Months after Masini, the 11-year-old female elephant made headlines for trampling her mahout to death at the Samayapuram Mariamman Temple in Trichy district, Tamil Nadu, a petition now seeks her return to the wild. In a petition moved by Chennai-based animal activist Antony Clement Rubin, he appealed to the Department of Environment and Forests to take steps to permanently shift Masini to her original habitat in Theppakadu Mudumalai Camp in the Nilgiris.
In May, the pachyderm knocked her 48-year-old mahout, Gajendran, off her back, inside the temple. As Gajendran tried to bring Masini under control, she trampled him to death.
Isolated from her herd
In his petition, Antony claims that in 2016, after then Chief Minister J Jayalalithaa gifted Masini to the Samayapuram temple, Masini started developing behavioural changes.
In his petition, Antony states that Masini had developed a strong bond with other elephants at the Theppakadu Camp, where she was raised for nine years.

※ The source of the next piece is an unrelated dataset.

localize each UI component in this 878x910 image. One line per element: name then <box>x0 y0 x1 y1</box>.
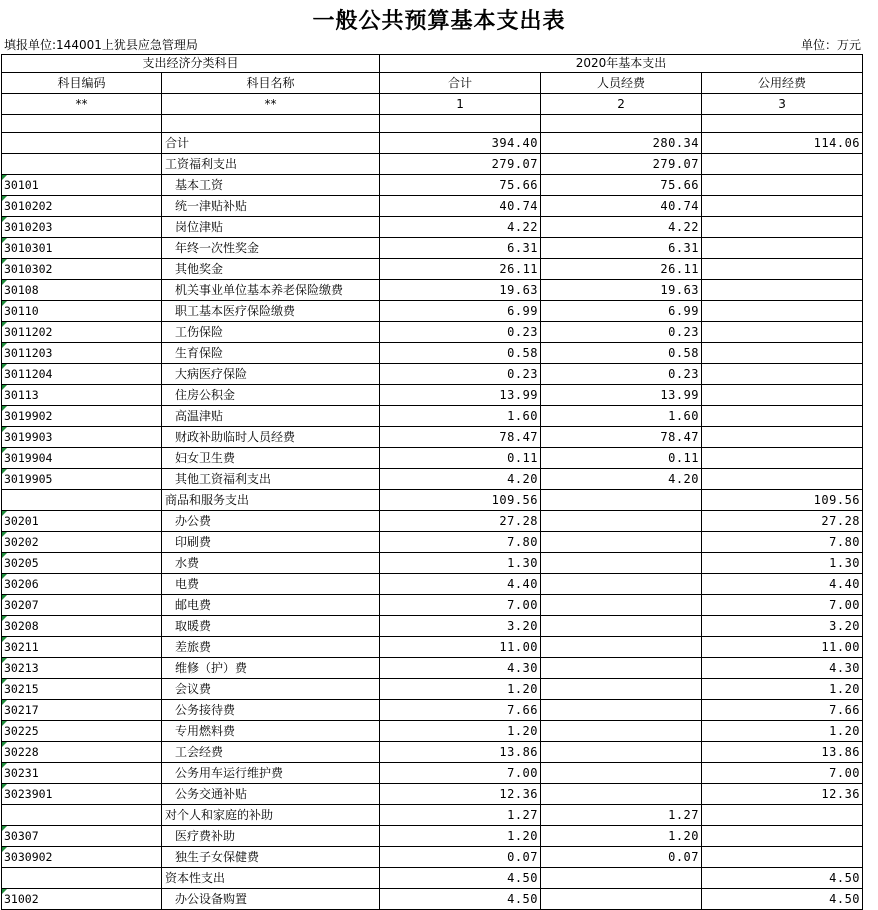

This bond, he says, was broken once she was isolated from her herd and shifted to the temple.
As the petition states, “When she was living in the camp, she was surrounded by a herd of wild animals and was nurtured with absolute freedom of movement in a natural and free environment with plenty of care and support. After having shifted to the temple, she exhibited great difficulty in getting accustomed to chained captivity, without any free movement.”
Following the tragic incident at the temple, Masini is undergoing treatment at the Veterinary College and Research Institute at Orathanadu, Thanjavur.
Inaction of authorities
The petition slams the Chief Conservator of Forests, Tamil Nadu for not having acted earlier despite several letters written, over the years, to shift Masini back to the camp.
Speaking to TNM, SV Pravin Rathinam, counsel for the petitioner alleges that that temple authorities are in gross violation of government-issued rules and regulations on the maintenance of temple elephants.
He says, “Firstly, we have sought for Masini’s rehabilitation. We hope Masini’s case will serve as a precedent for the right treatment of other elephants. We are asking for a legal right for the elephants to not be ill-treated.”
Antony seeks that Masini and other elephants be granted the status of legal persons.
He explains, “Elephants have a complex social organisation, which is heavily dependent on culture. They also compete with each other, teach each other, share knowledge, understand vocalisations, show empathy and do course planning and risk assessment. It is also pertinent to state that elephants also recognise themselves in the mirror and mourn when their loved ones die. All these behavioural characteristics point to an understanding of ‘self’, life, death and bereavement. An understanding of such complex concepts demands elephants be classified as ‘moral and legal persons’.”